Ibnu ‘Arobi berkata: “Maka Allah memujiku dan aku pun memuji-Nya. Dia menyembahku dan aku pun menyembah-Nya.” (Al-Futuhat Al-Makkiyyah).3

Padahal Allah Ta'ala telah berfirman:

“Dan tidaklah Aku ciptakan jin dan manusia kecuali untuk beribadah kepada-Ku.” (Adz-Dzariyat: 56)

“Tidak ada seorang pun di langit dan di bumi, kecuali akan datang kepada Allah Yang Maha Pemurah dalam keadaan sebagai hamba.” (Maryam: 93)

4. Keyaqinan bahwa tidak ada perbedaan di antara agama-agama yang ada.

Ibnu ‘Arobi berkata: “Sebelumnya aku mengingkari kawanku yang berbeda agama denganku. Namun kini hatiku bisa menerima semua keadaan, tempat gembala rusa dan gereja pendeta, tempat berhala dan Ka’bah, lembaran-lembaran Taurot dan Mushaf Al Quran.” (Al-Futuhat Al-Makkiyyah).

Jalaluddin Ar-Rumi, seorang tokoh shufi yang sangat kondang, berkata: “Aku seorang muslim, tapi aku juga seorang Nashroni, Brahmawi, dan Zarodasyti. Bagiku, tempat ibadah adalah sama… masjid, gereja, atau tempat berhala-berhala.”

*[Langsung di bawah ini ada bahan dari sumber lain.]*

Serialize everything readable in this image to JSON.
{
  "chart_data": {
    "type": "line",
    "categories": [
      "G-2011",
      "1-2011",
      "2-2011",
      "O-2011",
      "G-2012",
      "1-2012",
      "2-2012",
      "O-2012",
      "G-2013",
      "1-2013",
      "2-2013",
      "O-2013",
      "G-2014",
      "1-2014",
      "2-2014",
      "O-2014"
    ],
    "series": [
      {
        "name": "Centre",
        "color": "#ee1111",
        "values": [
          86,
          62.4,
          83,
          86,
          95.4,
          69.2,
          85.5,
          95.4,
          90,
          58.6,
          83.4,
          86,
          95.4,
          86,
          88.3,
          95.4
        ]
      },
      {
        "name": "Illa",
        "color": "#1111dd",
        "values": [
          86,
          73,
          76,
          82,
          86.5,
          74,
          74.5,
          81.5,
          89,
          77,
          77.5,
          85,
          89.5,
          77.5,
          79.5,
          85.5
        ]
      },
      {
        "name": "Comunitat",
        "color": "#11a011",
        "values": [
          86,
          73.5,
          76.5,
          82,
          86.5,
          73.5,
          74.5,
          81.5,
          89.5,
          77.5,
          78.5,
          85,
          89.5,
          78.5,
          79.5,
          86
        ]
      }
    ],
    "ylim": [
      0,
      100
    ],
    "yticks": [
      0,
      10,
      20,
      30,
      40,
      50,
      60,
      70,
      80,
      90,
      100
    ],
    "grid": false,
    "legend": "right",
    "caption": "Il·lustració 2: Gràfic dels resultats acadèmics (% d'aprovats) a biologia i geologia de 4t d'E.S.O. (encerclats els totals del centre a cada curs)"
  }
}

Padahal Allah Ta'ala berfirman:

“Dan barangsiapa mencari agama selain agama Islam, maka sekali-kali tidaklah akan diterima (agama itu) daripadanya. Dan dia di akhirat termasuk orang-orang yang merugi.” (Ali 'Imran: 85)

5. Bolehnya menolak hadits yang jelas-jelas shohih

Ibnu ‘Arobi berkata: “Kadangkala suatu hadits shohih yang diriwayatkan oleh para perowinya, tampak hakikat keadaannya oleh seseorang mukasyif (shufi yang mengetahui 'ilmu ghoib dan bathin). Ia bertanya kepada Nabi shollallahu 'alaihi wa sallam secara langsung: “Apakah engkau mengatakannya?” Maka beliau mengingkari seraya berkata: “Aku belum pernah mengatakannya dan belum pernah menghukuminya dengan shohih.” Maka diketahui dari sini lemahnya hadits tersebut dan tidak bisa di'amalkan sebagaimana keterangan dari Robbnya walaupun para 'ulama meng'amalkan berdasarkan isnadnya yang shohih.” (Al-Futuhat Al-Makkiyah).

6. Pembagian 'ilmu menjadi syari'at dan hakikat. Di mana bila seseorang telah sampai pada tingkatan hakikat berarti ia telah mencapai martabat keyaqinan yang tinggi kepada Allah Ta'ala. Oleh karena itu, menurut keyaqinan shufi, gugur baginya segala kewajiban dan larangan dalam agama ini.**

Mereka berdalil dengan firman Allah Ta'ala dalam Al Quran Surat Al-Hijr ayat 99: yang mana mereka terjemahkan dengan: “Dan beribadahlah kepada Robbmu hingga datang kepadamu keyaqinan.”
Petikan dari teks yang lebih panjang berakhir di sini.